寮は入り口を入って左右ふた手に分かれていて、 その片方が完全に焼けてしまった格好なのですが・・
とても人事とは思えません。 だって私も住んでいたんだもの。 まさに、火が出たその棟の、まさに、その火元の2階で。
モスクワは昨夜、 しんしんと雪が降る、冷え込んだ夜でした。
寒かったんじゃないのかな。。
これは想像だけれど、私が住んでいた97年の冬は本当に本当に寒くて、窓の内側が凍りつくほど。部屋の中でもコートが脱げず、白い息をはきながら体を縮めて薄い毛布にくるまっていたのです。
部屋の暖房は長い間止まったままで、 耐えられずにヒーターを買ったら、寮の管理人に没収されました。

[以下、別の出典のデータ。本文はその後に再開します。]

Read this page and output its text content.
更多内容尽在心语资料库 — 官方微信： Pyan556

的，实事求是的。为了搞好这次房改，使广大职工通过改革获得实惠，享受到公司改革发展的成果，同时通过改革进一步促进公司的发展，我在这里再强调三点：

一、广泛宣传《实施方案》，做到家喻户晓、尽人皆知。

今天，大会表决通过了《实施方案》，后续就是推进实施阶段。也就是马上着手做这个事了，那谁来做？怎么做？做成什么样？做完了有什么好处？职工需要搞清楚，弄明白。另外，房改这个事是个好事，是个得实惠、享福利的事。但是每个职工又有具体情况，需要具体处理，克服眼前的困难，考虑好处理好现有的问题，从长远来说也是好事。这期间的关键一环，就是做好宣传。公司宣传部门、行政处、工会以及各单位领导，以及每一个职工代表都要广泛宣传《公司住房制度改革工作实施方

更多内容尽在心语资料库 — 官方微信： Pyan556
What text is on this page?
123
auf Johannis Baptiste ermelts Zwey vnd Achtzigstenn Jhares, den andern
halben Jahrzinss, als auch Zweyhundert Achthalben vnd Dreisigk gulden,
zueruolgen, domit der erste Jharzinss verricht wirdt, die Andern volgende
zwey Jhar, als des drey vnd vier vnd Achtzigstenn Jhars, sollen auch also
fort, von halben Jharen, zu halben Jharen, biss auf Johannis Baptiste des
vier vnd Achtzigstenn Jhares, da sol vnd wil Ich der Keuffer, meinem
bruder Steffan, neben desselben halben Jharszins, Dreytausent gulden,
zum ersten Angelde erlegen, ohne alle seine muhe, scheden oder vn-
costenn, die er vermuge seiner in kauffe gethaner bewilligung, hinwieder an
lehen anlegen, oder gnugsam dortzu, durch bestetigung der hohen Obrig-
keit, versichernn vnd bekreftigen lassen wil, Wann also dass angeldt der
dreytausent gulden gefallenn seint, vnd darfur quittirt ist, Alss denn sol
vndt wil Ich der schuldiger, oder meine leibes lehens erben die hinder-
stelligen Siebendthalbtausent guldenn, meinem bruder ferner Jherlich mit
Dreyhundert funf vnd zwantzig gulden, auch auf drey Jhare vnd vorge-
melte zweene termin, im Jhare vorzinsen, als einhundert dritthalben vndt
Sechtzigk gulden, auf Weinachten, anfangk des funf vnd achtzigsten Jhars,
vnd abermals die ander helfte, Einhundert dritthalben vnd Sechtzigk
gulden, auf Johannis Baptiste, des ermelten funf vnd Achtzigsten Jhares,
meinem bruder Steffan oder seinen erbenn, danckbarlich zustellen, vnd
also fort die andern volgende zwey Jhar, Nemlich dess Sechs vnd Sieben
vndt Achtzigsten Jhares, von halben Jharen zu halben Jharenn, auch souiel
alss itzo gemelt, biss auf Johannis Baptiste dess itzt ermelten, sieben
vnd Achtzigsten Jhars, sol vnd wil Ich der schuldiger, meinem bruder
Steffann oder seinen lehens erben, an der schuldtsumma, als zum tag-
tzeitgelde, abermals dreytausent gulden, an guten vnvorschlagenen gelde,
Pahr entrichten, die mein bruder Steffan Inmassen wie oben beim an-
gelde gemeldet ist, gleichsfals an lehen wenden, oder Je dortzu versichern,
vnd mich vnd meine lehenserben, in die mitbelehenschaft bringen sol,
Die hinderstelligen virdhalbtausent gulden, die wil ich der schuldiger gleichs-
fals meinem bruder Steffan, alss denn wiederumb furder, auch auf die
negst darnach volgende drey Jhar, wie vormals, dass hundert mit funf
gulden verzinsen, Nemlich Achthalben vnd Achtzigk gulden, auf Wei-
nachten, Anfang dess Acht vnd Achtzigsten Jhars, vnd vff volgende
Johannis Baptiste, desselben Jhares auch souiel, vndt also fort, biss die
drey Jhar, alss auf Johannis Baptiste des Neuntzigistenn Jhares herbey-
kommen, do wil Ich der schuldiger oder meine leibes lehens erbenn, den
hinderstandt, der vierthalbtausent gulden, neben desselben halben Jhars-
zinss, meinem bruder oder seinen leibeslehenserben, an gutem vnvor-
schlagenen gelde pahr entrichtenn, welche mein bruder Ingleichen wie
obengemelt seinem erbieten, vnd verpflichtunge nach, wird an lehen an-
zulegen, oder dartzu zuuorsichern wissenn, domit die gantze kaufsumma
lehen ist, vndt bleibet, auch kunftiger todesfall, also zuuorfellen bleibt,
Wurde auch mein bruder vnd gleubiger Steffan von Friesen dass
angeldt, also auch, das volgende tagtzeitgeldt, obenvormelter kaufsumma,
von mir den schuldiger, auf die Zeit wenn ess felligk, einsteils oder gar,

大きな電力消費品は使ってはいけないと、 そんな理由で没収されたのです。
それでもこっそり使う人はあちこちにいたから、 停電はしょっちゅう。
そして一度停電するとなかなか回復しないので、 勉強はあきらめて布団にもぐりこんだものでした。
当時ルームメイトだったザンビア人はそれはそれは寒そうにガタガタ震えていました。
◇◇◇
今回火事になった寮は、ロシアに来たばかりの学生が入れられる寮で 2ヶ月ほどかかる身体検査が終わるまではそこで暮らすしかありません。
ほかに選択肢はない、いわば新参者への試練なのです。
しかし、夢を持って各国からやってきて、ロシア語も話せない状況で このような災難に遭遇したら…
そして外は雪、マイナスの世界。 せめても夏ならば、まだ…
◇◇◇
毎年毎年、寮の修理はしています。 ただ、壁やドアの色を塗り替える、階段や天井をきれいにするなど 表面的なことばかりで、配線などはまったく手付かずのまま。
1966年に建てられてからすでに37年が経過した寮。
今回火事になった寮と全く同じタイプの寮はほかにもたくさんあります。
今回の惨事を受け、各寮の管理人は各部屋を回り、 電化製品を片っ端から回収しているようです。 アイロンから湯沸かし器、ドライヤー、炊飯器などその部屋にあるめぼしい電化製品(PC除く)はすべて没収。
目先のものだけ動かしたって。 いずれにしても寮の老朽化は進むばかり。 漏電で、爆発に当たってしまう確立はロシアンルーレット。
◇◇◇
明日は邦人学生に服を届けに行きます。 サイズ合うかわからないけれど、黙っていられなくて。